Either the dynamic memory allocation or injecting the reference into B's ctor.
It's no stretch to imagine why references can work polymorphically like pointers (not to mention references are often implemented as pointers anyway). Here's a quick example:
class Base {
public:
virtual void something() { }
};
class Derived : public Base {
public:
void something() { }
};
Base& foo() {
static Derived d;
return d;
}
foo().something(); // calls Derived's something
Also why are you allocating dynamic memory for a reference? You probably shouldn't be using a reference in this case at all. Also, writing classes with reference members effectively prevents assignment (as I heard someone say quite well).
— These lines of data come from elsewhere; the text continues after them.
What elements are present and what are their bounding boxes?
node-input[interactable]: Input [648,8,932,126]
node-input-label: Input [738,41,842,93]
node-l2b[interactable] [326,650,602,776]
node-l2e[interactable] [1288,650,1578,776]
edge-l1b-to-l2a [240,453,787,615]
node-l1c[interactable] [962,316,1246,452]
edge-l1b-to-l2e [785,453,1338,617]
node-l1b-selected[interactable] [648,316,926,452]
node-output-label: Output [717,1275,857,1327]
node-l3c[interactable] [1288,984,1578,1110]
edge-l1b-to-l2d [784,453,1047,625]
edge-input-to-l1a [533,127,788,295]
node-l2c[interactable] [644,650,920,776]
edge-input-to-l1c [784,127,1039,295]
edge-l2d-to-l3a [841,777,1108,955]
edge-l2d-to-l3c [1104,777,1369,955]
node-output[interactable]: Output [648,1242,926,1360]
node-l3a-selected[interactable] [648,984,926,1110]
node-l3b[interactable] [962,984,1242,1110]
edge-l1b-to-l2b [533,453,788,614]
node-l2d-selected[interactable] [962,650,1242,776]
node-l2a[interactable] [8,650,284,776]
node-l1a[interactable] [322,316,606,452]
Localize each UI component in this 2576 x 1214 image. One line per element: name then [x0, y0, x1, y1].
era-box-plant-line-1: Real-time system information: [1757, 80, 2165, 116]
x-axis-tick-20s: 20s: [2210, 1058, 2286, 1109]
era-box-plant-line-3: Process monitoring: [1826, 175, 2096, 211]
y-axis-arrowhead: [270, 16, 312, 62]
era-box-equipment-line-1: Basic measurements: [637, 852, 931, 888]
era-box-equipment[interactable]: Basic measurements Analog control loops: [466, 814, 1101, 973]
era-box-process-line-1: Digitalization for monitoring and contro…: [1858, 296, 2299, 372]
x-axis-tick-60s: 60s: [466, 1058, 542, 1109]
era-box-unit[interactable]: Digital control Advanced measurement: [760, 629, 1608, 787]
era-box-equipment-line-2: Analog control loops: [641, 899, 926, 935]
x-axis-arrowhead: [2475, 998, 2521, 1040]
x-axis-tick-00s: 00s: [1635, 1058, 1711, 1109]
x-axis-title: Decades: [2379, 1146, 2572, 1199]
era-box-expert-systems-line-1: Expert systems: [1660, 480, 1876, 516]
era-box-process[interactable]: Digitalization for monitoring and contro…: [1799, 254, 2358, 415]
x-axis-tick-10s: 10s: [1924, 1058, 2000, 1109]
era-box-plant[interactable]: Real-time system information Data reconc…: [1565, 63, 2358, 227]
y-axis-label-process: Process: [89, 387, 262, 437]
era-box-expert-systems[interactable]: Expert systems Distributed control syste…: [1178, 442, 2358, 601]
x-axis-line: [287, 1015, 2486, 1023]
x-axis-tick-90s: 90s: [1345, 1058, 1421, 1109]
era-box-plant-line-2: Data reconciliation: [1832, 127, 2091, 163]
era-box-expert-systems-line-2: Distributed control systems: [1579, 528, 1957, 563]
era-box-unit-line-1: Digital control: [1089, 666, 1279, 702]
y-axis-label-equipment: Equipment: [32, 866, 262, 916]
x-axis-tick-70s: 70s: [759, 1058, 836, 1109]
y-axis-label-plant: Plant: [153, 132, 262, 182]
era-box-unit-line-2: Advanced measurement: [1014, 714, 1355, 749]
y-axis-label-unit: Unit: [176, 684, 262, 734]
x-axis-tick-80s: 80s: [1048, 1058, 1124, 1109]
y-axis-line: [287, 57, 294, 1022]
I realize this is a really old post but there is another option you have for handling references for dynamically allocated objects. You can assign a reference to the dynamically allocated object. Below is some dummy code to give you an idea of how this works.
struct A
{
int b;
virtual void print();
A(int val):b(val) {}
};
struct A_child:public A
{
A_child(int val):A(val) {}
void print();
};
void A:print()
{
cout<<"parent\n";
}
void A_child:print()
{
cout<<"child\n";
}
struct test_ref
{
A *& ref;
test_ref(A * ptr) : ref(ptr)
}
int main()
{
test_ref parent(new A(12));
parent.ref->print();
test_ref child(new A_child(15));
child.ref->print();
}
To be honest I am not certain when this is a good idea. I just wanted to show an alternative approach where you dont have to dereference the dynamically allocated memory when initializing an object.
I am also pretty certain dynamically allocating a pointer while initializing a class where the pointer is stored as a reference pointer will probably lead to a memory leak unless you can delete the reference pointer.